There are some non-obvious pitfalls when writing a "secondary" OCF agent
like this, but it's easy to document what they are and how to avoid them.

Nagios agents are another possibility; essentially, they implement a
status action and nothing else. So, a systemd resource + nagios resource
would provide an application-aware status.

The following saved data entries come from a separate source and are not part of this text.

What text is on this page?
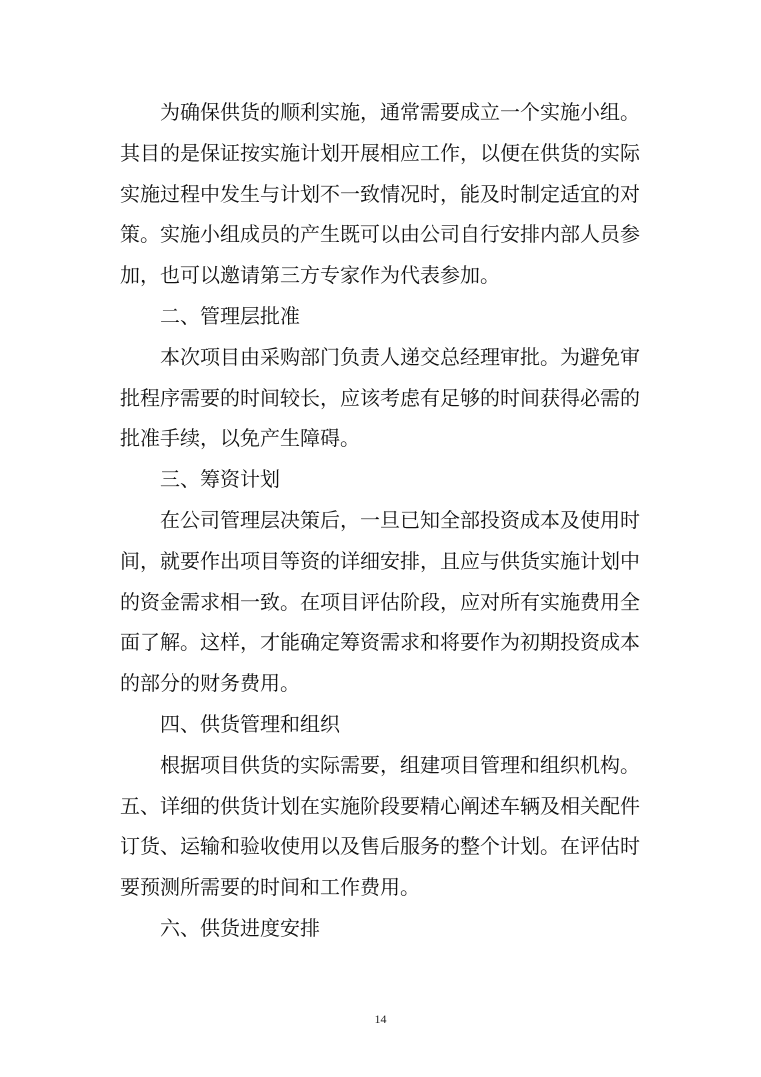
为确保供货的顺利实施，通常需要成立一个实施小组。其目的是保证按实施计划开展相应工作，以便在供货的实际实施过程中发生与计划不一致情况时，能及时制定适宜的对策。实施小组成员的产生既可以由公司自行安排内部人员参加，也可以邀请第三方专家作为代表参加。

二、管理层批准

本次项目由采购部门负责人递交总经理审批。为避免审批程序需要的时间较长，应该考虑有足够的时间获得必需的批准手续，以免产生障碍。

三、筹资计划

在公司管理层决策后，一旦已知全部投资成本及使用时间，就要作出项目等资的详细安排，且应与供货实施计划中的资金需求相一致。在项目评估阶段，应对所有实施费用全面了解。这样，才能确定筹资需求和将要作为初期投资成本的部分的财务费用。

四、供货管理和组织

根据项目供货的实际需要，组建项目管理和组织机构。五、详细的供货计划在实施阶段要精心阐述车辆及相关配件订货、运输和验收使用以及售后服务的整个计划。在评估时要预测所需要的时间和工作费用。

六、供货进度安排
14
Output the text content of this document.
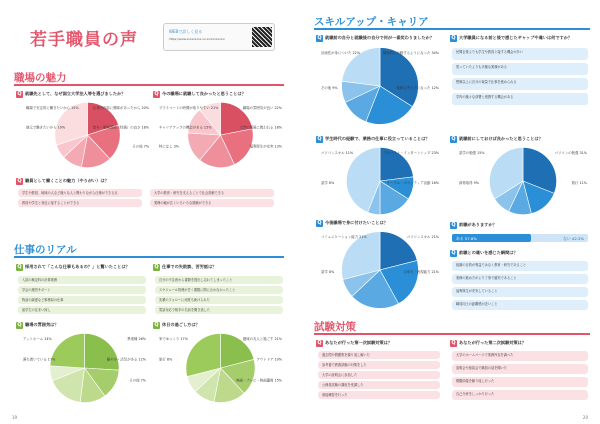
若手職員の声	WEBで詳しく見る
https://www.xxxxxxxxx.xx.xx/xxxxxxxx/
職場の魅力
Q 就職先として、なぜ国立大学法人等を選びましたか？
仕事の内容に興味があったから 20%
職場で安定的に働きたいから 15%
給与・勤務環境（待遇）の良さ 18%
地元で働きたいから 10%
その他 7%
Q 今の職場に就職して良かったと思うことは？
職場の雰囲気が良い 22%
プライベートの時間が取りやすい 21%
大学の環境に携われる 18%
キャリアアップの機会がある 15%
福利厚生が充実 13%
特になし 3%
Q 職員として働くことの魅力（やりがい）は？
学生や教員、地域の人など様々な人と関わりながら仕事ができる点	大学の教育・研究を支えることで社会貢献できる
教員や学生と身近に接することができる	業務の幅が広くいろいろな経験ができる
仕事のリアル
Q 採用されて「こんな仕事もあるの？」と驚いたことは？
入試の検定料の計算業務
学会の運営サポート
物品の調達など事務局の仕事
留学生の住まい探し
Q 仕事での失敗談、苦労話は？
自分の不注意から書類を提出し忘れてしまったこと
スケジュール管理が甘く期限に間に合わなかったこと
先輩のフォローに何度も助けられた
電話対応で相手の名前を聞き逃した
Q 職場の雰囲気は？
異業種 26%
アットホーム 14%
賑やか・活気がある 12%
落ち着いている 17%
その他 7%
Q 休日の過ごし方は？
趣味の友人と過ごす 21%
家でゆっくり 17%
アウトドア 10%
旅行 8%
映画・テレビ・映画鑑賞 15%
19
スキルアップ・キャリア
Q 就職前の自分と就職後の自分で何が一番変わりましたか？
積極的に行動するようになった 34%
計画性が身についた 22%
柔軟な考え方になった 12%
その他 9%
Q 大学職員になる前と後で感じたギャップや違いは何ですか？
民間企業よりも学生や教員と接する機会が多い
思っていたよりも多様な業務がある
想像以上に自分の裁量で仕事を進められる
学内の様々な部署と連携する機会がある
Q 学生時代の経験で、業務の仕事に役立っていることは？
アルバイト・インターンシップ 23%
パソコンスキル 11%
サークル・ボランティア活動 16%
語学 6%
Q 就職前にしておけば良かったと思うことは？
パソコンの勉強 31%
語学の勉強 15%
旅行 11%
資格取得 9%
Q 今後職場で身に付けたいことは？
パソコンスキル 21%
コミュニケーション能力 21%
文章力・表現能力 21%
語学 8%
Q 前職がありますか？
ある 57.8%	ない 42.2%
Q 前職との違いを感じた瞬間は？
組織の目的が利益ではなく教育・研究であること
業務の進め方がより丁寧で確実であること
福利厚生が充実していること
職員同士の距離感が近いこと
試験対策
Q あなたが行った第一次試験対策は？
過去問や問題集を繰り返し解いた
参考書で教養試験の対策をした
大学の説明会に参加した
公務員試験の講座を受講した
面接練習を行った
Q あなたが行った第二次試験対策は？
大学のホームページで業務内容を調べた
説明会や座談会で職員の話を聞いた
模擬面接を繰り返し行った
自己分析をしっかり行った
20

Constraints and failure handling become trickier with this "two agents"
approach.

>> Just thinking aloud before the can is open.
> 
> Thanks for sharing - I'm very interested to hear your ideas on this,
> because I was thinking along somewhat similar lines for the
> openstack-resource-agents repository which I maintain.
> 
> Currently the OpenStack RAs duplicate much of the logic and config of
> corresponding systemd / LSB init scripts for starting / stopping
> OpenStack services and checking their status.  The main difference is
> that RAs also have a "monitor" action which can check the health of
> the service at application level, e.g. via HTTP rather than a naive
> "is this pid running" kind of check.
> 
> This duplication causes issues with portability between Linux
> distributions, since each distribution has a slightly different way of
> starting and stopping the services.  It also results in subtlely
> different behaviour for OpenStack clouds depending on whether or not
> they are deployed in HA mode using Pacemaker.
> 
> As a result I have been thinking about the idea of changing the
> start/stop/status actions of these RAs so that they wrap around
> service(8) (which would be even more portable across distros than
> systemctl).
> 
> The primary difference with your approach is that we probably wouldn't
> need to make the RAs dynamically create any systemd configuration, since
> that would already be provided by the packages which install the OpenStack
> services.  But then AFAIK none of the OpenStack services use the
> multi-instance feature of systemd (foo@{one,two,three,etc}.service).
> 
> Cheers,
> Adam

The main complication I see is that pacemaker expects OCF agents to
return success only after an action is complete. For example, start
should not return until the service is fully active. I believe systemctl
does not behave this way, rather it initiates the action and returns
immediately.

Pacemaker's native systemd integration has a lot of workarounds for
quirks in systemd behavior (and more every release). I'm not sure
moving/duplicating that logic to the RA is a good approach.